Ряд новаторских наблюдений сделан в работах Б.Н. Флори. Он показывает, что обращение православных иерархов к унии было ответом на кризис организационных структур Киевской митрополии во второй половине XVI в. и угрозу сословным позициям духовенства со стороны православных мирян (шляхетских патронов и братств)68. В ходе унионных переговоров 1590–1595 гг. окончательный поворот в сторону сближения с Римом произошел лишь тогда, когда летом-осенью 1594 г. стало ясно, что компромисс между духовенством, с одной стороны, и братствами и шляхетскими опекунами церкви – с другой, невозможен и, соответственно, невозможна согласованная внутрицерковная реформа69.
Среди работ, посвященных частным вопросам, стоит отметить прежде всего статью И. Крайцара, которая фактически опровергает представление о том, что иезуиты в 1580-е годы вынашивали планы унии и пытались их воплотить в жизнь70. В ряде других статей И. Крайцара и других авторов затронуты некоторые иные специальные вопросы предыстории Брестской унии71.
Л. Жобер, обратившийся в ряде работ к истории Брестской унии, едва ли не главной ее причиной считает распространение протестантизма в украинско-белорусских землях. Противостоять ему собственными силами православное духовенство было не в состоянии и потому обратилось к идее унии72.
Вопрос о Брестской унии, ее причинах и последствиях постоянно привлекает историков католической церкви и особенно тех, кто занимается политикой Рима на Востоке и его отношениями с православными церквами. Работы О. Халецкого73, В. Пери74, Э.Х. Зуттнера75, Б. Хайбергера76 позволяют понять, какими принципами, соображениями и обстоятельствами руководствовались руководители Римской курии в своих действиях в отношении православной церкви. Очень характерно, что все чаще звучит мнение (впервые ясно высказанное и обоснованное Е.Ф. Шмурло) о глубоких различиях католиков и православных XVI в. в их манере понимать унию и в стоящих за этими различиями экклезиологических принципах77.

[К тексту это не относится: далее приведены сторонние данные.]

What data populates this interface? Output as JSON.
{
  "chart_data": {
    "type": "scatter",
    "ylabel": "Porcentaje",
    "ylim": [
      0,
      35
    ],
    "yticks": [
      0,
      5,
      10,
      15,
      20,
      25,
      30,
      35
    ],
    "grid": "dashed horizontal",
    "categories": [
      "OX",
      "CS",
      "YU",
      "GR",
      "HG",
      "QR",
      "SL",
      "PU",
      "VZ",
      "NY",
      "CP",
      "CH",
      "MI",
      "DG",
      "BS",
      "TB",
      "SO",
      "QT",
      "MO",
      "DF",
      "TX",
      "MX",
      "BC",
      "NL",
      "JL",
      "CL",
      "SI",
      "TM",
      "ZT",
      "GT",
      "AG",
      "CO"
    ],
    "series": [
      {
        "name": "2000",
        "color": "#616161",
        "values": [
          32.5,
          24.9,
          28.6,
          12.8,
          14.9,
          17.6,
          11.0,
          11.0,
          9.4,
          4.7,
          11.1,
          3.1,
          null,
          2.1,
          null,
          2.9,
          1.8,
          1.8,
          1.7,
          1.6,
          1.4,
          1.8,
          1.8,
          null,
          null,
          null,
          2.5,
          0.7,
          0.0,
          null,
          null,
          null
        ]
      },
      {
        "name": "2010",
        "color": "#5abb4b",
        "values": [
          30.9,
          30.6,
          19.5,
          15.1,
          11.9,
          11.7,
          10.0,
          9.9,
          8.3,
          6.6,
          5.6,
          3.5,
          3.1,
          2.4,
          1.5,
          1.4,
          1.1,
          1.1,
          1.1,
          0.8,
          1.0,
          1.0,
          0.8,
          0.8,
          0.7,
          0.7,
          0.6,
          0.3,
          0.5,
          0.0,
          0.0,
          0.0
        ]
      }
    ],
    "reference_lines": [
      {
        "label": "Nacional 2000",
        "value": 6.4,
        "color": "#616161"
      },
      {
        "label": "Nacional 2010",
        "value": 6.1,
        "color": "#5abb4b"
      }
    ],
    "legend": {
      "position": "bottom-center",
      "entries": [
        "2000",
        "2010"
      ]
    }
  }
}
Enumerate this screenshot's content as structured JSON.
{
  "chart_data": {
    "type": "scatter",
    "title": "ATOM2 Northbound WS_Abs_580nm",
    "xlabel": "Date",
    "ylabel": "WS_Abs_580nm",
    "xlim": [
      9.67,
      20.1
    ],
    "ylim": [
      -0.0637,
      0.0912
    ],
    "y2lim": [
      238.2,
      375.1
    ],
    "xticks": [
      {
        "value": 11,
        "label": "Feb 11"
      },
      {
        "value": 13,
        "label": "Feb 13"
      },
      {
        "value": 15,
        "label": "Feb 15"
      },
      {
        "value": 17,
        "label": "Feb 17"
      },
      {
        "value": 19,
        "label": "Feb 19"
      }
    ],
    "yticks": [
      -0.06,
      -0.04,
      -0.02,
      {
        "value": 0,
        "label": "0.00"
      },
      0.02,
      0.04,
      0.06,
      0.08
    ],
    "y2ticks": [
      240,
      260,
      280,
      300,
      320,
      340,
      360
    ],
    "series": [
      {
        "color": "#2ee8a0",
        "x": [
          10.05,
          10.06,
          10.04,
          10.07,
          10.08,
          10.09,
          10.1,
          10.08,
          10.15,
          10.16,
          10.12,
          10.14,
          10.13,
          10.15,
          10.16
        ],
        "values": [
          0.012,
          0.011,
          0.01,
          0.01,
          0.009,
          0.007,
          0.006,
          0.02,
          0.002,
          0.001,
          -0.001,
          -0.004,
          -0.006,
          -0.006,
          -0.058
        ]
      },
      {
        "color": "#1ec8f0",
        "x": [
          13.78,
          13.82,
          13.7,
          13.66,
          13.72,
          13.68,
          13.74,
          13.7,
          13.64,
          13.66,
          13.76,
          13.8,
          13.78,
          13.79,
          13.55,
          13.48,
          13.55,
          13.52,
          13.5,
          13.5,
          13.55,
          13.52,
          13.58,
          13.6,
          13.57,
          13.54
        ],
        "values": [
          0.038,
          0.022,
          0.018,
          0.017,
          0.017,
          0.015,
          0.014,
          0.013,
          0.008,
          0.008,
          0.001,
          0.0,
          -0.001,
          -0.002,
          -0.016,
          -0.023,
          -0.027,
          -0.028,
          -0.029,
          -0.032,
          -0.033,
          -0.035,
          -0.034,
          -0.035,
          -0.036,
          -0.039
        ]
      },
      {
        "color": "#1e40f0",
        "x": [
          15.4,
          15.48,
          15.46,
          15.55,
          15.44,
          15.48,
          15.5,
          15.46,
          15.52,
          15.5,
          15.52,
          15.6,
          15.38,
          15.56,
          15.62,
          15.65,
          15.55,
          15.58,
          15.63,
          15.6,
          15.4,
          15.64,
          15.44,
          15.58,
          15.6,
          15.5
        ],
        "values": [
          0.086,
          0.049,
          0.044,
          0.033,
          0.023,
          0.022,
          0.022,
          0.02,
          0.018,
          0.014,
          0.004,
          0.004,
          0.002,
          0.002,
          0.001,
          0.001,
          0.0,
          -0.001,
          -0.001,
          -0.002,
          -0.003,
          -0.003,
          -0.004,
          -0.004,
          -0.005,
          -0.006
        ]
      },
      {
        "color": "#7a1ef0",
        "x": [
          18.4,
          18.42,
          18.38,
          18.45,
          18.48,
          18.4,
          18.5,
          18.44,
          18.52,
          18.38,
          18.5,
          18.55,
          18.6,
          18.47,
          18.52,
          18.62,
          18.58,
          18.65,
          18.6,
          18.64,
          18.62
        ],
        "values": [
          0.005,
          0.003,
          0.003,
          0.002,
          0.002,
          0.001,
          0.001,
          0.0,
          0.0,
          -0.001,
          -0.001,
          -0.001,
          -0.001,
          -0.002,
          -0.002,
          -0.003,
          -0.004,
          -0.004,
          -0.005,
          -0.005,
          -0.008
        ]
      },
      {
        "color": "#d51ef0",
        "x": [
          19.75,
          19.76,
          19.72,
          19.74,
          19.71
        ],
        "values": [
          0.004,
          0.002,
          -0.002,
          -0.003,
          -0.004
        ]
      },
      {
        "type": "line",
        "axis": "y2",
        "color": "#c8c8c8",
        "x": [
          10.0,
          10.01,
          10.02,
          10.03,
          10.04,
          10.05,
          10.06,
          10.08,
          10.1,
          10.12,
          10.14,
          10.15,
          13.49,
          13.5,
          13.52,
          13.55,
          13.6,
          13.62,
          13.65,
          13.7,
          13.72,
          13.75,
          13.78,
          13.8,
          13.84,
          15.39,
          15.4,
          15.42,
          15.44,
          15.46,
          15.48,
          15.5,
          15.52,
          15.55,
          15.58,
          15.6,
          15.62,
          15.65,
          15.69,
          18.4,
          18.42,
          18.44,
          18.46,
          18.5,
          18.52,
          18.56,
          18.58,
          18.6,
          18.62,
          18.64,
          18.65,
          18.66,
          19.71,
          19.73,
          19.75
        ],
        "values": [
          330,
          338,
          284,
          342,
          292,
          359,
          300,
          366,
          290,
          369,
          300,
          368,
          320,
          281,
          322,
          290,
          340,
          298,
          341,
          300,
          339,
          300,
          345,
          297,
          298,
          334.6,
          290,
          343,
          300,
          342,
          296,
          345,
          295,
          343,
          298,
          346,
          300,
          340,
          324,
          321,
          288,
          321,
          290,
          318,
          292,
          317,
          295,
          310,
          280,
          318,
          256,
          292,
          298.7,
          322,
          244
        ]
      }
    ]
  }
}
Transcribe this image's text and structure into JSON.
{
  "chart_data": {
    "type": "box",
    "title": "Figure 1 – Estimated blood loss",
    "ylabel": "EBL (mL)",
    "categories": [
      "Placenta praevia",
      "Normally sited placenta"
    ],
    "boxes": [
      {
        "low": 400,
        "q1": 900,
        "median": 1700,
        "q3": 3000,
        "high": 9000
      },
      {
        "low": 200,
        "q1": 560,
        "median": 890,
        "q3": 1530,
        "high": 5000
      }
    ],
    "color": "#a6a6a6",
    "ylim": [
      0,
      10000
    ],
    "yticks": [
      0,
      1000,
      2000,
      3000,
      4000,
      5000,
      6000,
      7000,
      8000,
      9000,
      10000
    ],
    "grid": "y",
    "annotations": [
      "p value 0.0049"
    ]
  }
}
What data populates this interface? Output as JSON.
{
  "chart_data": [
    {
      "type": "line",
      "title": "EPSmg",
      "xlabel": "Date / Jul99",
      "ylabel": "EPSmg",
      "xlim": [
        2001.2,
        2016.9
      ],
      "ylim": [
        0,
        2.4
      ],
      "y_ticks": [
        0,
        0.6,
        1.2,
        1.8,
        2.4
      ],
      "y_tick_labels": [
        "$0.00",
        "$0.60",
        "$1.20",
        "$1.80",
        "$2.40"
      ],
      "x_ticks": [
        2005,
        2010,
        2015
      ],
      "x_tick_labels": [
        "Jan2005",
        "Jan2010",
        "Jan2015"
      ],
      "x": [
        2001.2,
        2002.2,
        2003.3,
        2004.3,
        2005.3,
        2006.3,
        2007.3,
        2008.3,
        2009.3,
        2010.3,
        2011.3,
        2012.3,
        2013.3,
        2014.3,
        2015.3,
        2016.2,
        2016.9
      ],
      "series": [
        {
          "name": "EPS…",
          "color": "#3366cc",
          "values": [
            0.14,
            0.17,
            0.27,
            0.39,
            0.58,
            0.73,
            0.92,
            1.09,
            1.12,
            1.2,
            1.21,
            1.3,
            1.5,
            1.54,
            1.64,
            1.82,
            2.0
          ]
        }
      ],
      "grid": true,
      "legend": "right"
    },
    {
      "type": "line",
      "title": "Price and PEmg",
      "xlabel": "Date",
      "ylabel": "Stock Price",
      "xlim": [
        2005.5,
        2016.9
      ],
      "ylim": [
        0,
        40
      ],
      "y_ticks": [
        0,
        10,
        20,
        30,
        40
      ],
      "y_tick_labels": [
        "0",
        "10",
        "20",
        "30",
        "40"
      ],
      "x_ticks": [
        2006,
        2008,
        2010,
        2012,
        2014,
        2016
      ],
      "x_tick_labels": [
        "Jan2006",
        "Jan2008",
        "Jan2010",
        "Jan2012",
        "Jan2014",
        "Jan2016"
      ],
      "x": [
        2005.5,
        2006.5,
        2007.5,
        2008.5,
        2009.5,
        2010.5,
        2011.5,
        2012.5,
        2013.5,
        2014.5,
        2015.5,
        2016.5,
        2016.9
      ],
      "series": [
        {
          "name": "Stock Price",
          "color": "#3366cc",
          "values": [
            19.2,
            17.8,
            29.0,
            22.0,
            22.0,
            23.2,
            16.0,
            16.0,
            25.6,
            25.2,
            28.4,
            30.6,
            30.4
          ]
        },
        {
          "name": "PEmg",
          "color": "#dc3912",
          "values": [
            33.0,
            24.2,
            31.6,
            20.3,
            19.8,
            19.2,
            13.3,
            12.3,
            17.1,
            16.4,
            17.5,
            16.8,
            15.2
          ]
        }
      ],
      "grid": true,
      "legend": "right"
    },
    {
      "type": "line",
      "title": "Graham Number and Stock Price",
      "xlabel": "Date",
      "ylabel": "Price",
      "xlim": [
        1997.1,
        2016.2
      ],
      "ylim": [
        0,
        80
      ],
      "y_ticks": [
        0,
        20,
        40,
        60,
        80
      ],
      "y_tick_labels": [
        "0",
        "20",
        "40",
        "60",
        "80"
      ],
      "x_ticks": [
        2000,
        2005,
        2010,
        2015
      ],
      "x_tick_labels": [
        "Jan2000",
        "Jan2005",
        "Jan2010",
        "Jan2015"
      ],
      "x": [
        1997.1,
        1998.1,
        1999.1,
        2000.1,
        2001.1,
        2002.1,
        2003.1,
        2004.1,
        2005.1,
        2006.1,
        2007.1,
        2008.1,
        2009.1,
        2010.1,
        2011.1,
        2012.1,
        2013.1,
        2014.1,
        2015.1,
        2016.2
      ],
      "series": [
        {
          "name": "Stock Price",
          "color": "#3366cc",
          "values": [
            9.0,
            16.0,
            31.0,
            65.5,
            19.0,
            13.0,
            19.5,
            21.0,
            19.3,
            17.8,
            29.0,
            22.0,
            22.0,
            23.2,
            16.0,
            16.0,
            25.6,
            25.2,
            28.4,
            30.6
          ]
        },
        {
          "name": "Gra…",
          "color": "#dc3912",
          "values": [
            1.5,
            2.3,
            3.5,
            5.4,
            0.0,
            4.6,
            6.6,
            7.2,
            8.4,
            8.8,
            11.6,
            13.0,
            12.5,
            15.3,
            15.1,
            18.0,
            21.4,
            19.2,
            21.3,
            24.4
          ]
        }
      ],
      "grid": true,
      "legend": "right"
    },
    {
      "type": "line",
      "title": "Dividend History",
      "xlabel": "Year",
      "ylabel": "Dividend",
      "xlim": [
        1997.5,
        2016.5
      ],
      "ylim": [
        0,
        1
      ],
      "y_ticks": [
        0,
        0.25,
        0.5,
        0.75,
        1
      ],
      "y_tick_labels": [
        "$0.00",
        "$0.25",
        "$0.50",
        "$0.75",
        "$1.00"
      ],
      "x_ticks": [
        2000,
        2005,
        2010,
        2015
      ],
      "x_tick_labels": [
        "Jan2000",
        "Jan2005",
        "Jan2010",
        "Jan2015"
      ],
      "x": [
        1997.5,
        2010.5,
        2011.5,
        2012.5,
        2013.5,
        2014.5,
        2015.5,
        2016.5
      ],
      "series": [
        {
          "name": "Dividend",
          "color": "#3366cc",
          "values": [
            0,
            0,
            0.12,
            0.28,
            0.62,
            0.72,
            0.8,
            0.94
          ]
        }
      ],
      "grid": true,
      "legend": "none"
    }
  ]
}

Конфессиональные пристрастия проникают даже в научные работы послевоенного периода, но они особенно заметны в многочисленных очерках истории православия и уний, написанных на основе материалов «из вторых рук».
Это относится и к обобщающим книгам И. Огиенко78, И. Власовского79, А. Великого80.
Характерный пример тенденциозности – открыто антиунионные публикации протоиерея В. Кудрика. Автор был видным деятелем возникшей в Канаде Украинской православной церкви. Он писал, что «главными творцами» унии были «польский король, польский министр и польский кардинал», а рядом с ними два «псевдо-украинца» («ніби-Украінці») – И. Потей, который стал готовить унию для «личной карьеры», и К. Терлецкий – с тем чтобы выйти без ущерба из начатых против него судебных процессов. Католицизм рассматривается в этом полемическом сочинении как «явний ворог украінського народу»81. Католицизм якобы был враждебен Руси со времен князя Владимира; поляки уничтожали православную церковь в период до унии, особенно при помощи права патроната; решающую роль в подготовке унии сыграли иезуиты. Рагоза – «воспитанник иезуитов на польской службе». Униатская церковь для В. Кудрика – «это в действительности украинская православная церковь, только подчиненная чужими»82. В таком же духе об унии писалось в русских официозных трудах до революции (М.О. Коялович, И.И. Малышевский и др.), в советской «атеистической» историографии83 и пишется в издаваемых и переиздаваемых теперь сочинениях православных авторов84. Со своей стороны не отстает в полемике и конфессионально ангажированная католическая и униатская публицистика85.
Стоит сказать несколько слов и о тех представлениях, которые укоренились в научной историографии, не посвященной специально Брестской унии, но и не включенной в полемические препирательства. Очень распространенным является взгляд на унию как на «религиозный компромисс»86, результат католической агитации в пользу воссоединения, поддержанной православными епископами, которые «руководствовались как собственными интересами, так и искренней обеспокоенностью судьбой церкви»87.
Генезису Брестской унии посвящен ряд работ, вышедших в самое последнее время в связи с 400-летним юбилеем унии собора 1596 г.88 Тут особенно заметны изданная Гарвардским университетом книга ректора греко-католической Богословской академии во Львове Б. Гудзяка и коллективная монография, написанная под руководством Б.Н. Флори.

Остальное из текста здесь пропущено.